Sequence alignment of the CuA and CuB sites of PvdP with other type-3 copper proteins of the α-subclass (HcOd, hemocyanin A-type, Octopus dofleini; AuSCg, plant aurone synthase, Coreopsis grandiflora; TyrSc, tyrosinase, S. castaneoglobisporus; TyrBm, tyrosinase, B. megaterium) and β-subclass (HCPi, hemocyanin A, Panulirus interruptus; HcLp, hemocyanin II, L. polyphemus; TyrDm, tyrosinase, D. melanogaster) as defined previously (31).
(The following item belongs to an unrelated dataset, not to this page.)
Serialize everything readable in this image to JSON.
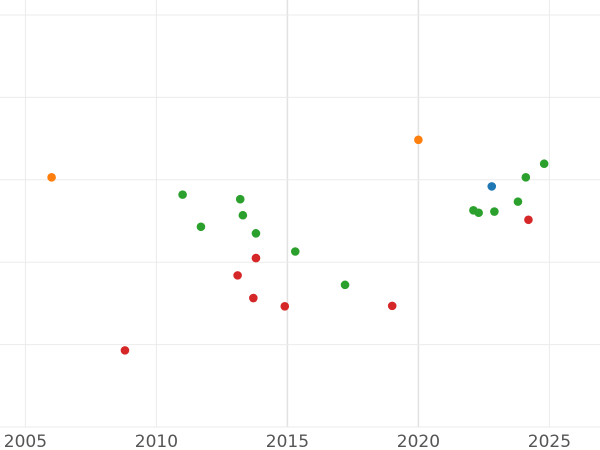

Copper-coordinating histidines are shown in red, and similar residues are in blue (α-subclass only), gray (β-subclass only), or yellow (both α- and β-subclasses). Strictly conserved residues are shown in bold. Stars highlight two phenylalanines found in all type-3 copper proteins (Phe²⁶⁷ and Phe⁴²⁸ in PvdP). Filled circles mark every 10th amino acid of the top sequence.

Figure 5.

Details of the tyrosinase active site of PvdP. A, the TYD of PvdP contains a CuA and a CuB site, which were loaded with Zn²⁺ (gray spheres) in the complex with l-tyrosine determined here (thin black lines). In the apo structure, the placeholder residue Tyr⁵³¹ occupies the binding site of the substrate's tyrosyl moiety, but autoxidation is hindered by holding the residue further away from the metal atoms (interaction with Gly⁴¹⁷). Glu³⁷¹ and Asp³⁷⁶ bind a water molecule that is implied in substrate deprotonation in other tyrosinases. Met²⁷⁰ and Met²⁷⁴ shield the active site from the solvent and could play a role in loading the enzyme with Cu²⁺. B, two representations of the molecular surface of PvdP in complex with l-tyrosine. The left side shows an electrostatic surface at ±10 k_BT/e; the surface on the right has been colored according to the two chains of the PvdP homodimer. C, closeup of the l-tyrosine–binding site. Electrostatic potentials were calculated with APBS (46); A and C are cross-eyed stereoplots.